Turkey trip a success despite stumbles
Winston Peters’ trip to Turkey has made headlines for all the wrong reasons, but the visit is part of a more successful diplomatic push to ease fears following the Christchurch terror attack, Sam Sachdeva writes.
In an ordinary week, the news that Prime Minister Jacinda Ardern was finally making a much-anticipated visit to China would be the headline foreign policy development by some distance.
Yet while Ardern’s trip has been drastically reduced in scale in a post-Christchurch environment, her deputy’s time in Turkey last week still looms large - for its perceived failures as much as any successes.
Foreign Affairs Minister Winston Peters headed to Istanbul at the request of the Turkish government to attend a special meeting of the Organisation of Islamic Cooperation (OIC) as it discussed the Christchurch terror attack.
Peters headed over in part to soothe the fears of Muslim-majority countries about the scale of white supremacist views in New Zealand, but his trip was sold as offensive as well as defensive in purpose.
Turkish President Recep Tayyip Erdogan’s use of shooting footage recorded by the attacker during political rallies, coupled with his warning that any Kiwis who went to Turkey with anti-Muslim sentiments would “return in coffins”, set diplomatic relations on edge.
Ahead of Peters’ trip, Ardern said her minister would “confront” Erdogan’s comments and set the record straight, face to face.
But Peters failed to challenge Erdogan over his comments or his use of the attack footage, telling media in Turkey the issues had been addressed and would not occur again - a claim undermined by the president again using an edited excerpt at an event hours after their meeting.
That embarrassment was compounded by Peters appearing to fall asleep at the OIC meeting as Erdogan spoke (something he has since denied, claiming to be in a state of “deep contemplation”).
Where Ardern and Peters fell down was in raising expectations over the trip, leading many to expect a “shirtfronting” of Erdogan similar to that delivered by Australian Prime Minister Scott Morrison.
In reality, New Zealand was always unlikely to throw its weight around, while it was optimistic to expect a nationalist leader facing a damaging result in local elections to ease back on his campaign rhetoric.
Peters’ suggestion on Monday that the situation had improved because Erdogan was now showing a slimmed-down version of the shooting was also unhelpful, even if he and Ardern subsequently insisted any display was unacceptable.
That is not to say the trip was not a success, however.
Winning over Muslim nations
Erdogan’s OIC speech was a distinct improvement on his initial sentiments, saying Ardern and her government “should be an example to all world leaders” for their reaction and the empathy on display.
He followed that up with a live interview on Sunday (local time), saying that New Zealanders could not seen as terrorists - remarks which would provide some reassurance to any Kiwis planning to travel to annual Gallipoli commemorations.
“They organised memorial services, they gathered at the scene of the incident and left flowers to pay tribute to the victims.
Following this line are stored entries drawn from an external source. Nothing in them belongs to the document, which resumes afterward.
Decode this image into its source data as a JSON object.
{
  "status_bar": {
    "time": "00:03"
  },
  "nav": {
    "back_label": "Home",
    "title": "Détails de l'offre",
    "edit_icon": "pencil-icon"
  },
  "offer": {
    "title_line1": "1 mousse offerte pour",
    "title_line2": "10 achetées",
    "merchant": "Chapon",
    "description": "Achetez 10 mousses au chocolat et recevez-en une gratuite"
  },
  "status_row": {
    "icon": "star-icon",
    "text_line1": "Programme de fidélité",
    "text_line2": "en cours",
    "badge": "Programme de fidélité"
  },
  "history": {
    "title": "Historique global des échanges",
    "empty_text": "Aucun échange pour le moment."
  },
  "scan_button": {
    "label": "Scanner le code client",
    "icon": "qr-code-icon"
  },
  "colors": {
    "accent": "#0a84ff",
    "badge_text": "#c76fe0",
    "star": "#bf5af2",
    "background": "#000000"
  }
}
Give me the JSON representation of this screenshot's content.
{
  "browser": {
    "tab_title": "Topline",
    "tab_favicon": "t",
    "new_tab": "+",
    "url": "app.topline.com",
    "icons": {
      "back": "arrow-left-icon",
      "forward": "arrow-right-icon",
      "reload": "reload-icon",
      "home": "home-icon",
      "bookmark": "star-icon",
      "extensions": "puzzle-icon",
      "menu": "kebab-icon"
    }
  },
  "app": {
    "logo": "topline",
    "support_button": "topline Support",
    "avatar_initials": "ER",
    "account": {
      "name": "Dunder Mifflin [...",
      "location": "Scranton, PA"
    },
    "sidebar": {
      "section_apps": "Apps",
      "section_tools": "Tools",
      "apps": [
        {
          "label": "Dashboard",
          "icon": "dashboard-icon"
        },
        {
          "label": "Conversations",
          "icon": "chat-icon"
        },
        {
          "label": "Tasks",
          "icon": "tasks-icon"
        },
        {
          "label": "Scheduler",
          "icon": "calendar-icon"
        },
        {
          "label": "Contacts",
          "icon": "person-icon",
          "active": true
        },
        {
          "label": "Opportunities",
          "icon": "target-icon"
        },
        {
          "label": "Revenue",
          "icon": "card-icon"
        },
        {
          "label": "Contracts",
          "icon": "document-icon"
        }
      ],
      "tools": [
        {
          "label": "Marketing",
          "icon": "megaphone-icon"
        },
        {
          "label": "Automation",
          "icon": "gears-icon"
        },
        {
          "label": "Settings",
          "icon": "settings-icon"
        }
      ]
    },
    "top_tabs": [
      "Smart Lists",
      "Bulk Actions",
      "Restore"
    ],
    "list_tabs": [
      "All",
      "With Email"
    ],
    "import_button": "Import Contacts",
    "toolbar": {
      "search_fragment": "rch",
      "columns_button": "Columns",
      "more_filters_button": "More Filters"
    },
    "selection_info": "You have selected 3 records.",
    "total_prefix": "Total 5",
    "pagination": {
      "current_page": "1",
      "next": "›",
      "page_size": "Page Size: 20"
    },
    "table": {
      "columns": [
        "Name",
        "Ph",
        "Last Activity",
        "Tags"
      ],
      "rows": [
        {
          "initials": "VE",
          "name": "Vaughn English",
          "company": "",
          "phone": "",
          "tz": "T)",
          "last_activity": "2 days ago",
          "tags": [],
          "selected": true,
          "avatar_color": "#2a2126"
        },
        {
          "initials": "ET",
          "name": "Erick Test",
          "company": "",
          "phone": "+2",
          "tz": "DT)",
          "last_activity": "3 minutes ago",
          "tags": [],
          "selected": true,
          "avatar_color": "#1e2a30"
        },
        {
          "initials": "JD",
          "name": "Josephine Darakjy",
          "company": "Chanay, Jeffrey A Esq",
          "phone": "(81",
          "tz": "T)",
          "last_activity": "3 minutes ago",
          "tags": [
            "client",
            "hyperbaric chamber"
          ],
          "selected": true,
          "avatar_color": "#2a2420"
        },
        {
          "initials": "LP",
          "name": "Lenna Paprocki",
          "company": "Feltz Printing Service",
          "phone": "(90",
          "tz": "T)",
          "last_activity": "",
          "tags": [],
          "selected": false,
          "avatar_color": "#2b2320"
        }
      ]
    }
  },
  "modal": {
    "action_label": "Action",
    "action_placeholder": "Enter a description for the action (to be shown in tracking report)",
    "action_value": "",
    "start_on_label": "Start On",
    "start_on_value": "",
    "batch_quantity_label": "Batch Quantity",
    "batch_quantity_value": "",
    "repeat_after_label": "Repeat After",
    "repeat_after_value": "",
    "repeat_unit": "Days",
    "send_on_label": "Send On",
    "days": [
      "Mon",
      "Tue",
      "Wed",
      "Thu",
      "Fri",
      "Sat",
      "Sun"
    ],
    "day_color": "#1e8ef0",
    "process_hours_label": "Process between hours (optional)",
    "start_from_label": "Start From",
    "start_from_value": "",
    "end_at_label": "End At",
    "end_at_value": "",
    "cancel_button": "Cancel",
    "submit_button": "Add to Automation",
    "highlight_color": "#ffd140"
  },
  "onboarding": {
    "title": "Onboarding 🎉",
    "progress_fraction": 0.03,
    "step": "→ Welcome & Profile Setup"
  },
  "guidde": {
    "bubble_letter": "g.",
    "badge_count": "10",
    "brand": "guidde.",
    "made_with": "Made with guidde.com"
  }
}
These are acts of humanity. We can't ignore these acts of humanity.”
That gels with Peters’ claim that a number of OIC ministers had been “weeping and sobbing” at the demonstration of goodwill towards the Muslim victims, and validates what has been a wider push to reassure Muslim nations of New Zealand’s safety.
Ardern’s speech to Parliament after the attack was translated into Arabic, Turkish, Indonesian, Malay, Urdu, and Bangla, while MFAT has been distributing a number of subtitled social media videos about officials’ efforts to help the victims and hold the attacker to justice.
It has been an effort aided immensely by Ardern’s displays of empathy and kindness, as well as those from the wider community (especially Kiwi Muslims).
There also appears to have been some scheduling luck: Peters' Turkey trip was preceded by a pre-existing engagement in Indonesia, home to the world's largest Muslim population, while he will this week head to Malaysia - another Muslim-majority country - for what was again a pre-arranged trip.
There are still a few wrinkles to sort out - for instance, Erdogan’s insistence that the attack was not an individual act of terror but an orchestrated event.
He has expressed confidence that New Zealand will bring the perpetrators (plural) to justice, but how will he and other Muslim leaders react if it is determined to be a lone wolf attack, as is currently believed?
Then there is Peters himself. Nodding off after a long trip would be understandable as an isolated incident, but this does not appear to be a one-off.
The Deputy Prime Minister also appeared to be close to sleep when Ardern met refugees and migrants in Christchurch the day after the attack, as well as at an intelligence and security meeting in late February where the threat of white extremism was discussed.
Of course, the foreign affairs and deputy prime minister roles Peters holds would wear out most people - but if he is finding the punishing nature of overseas travel too difficult, he and Ardern may need to reconsider which positions are best for him.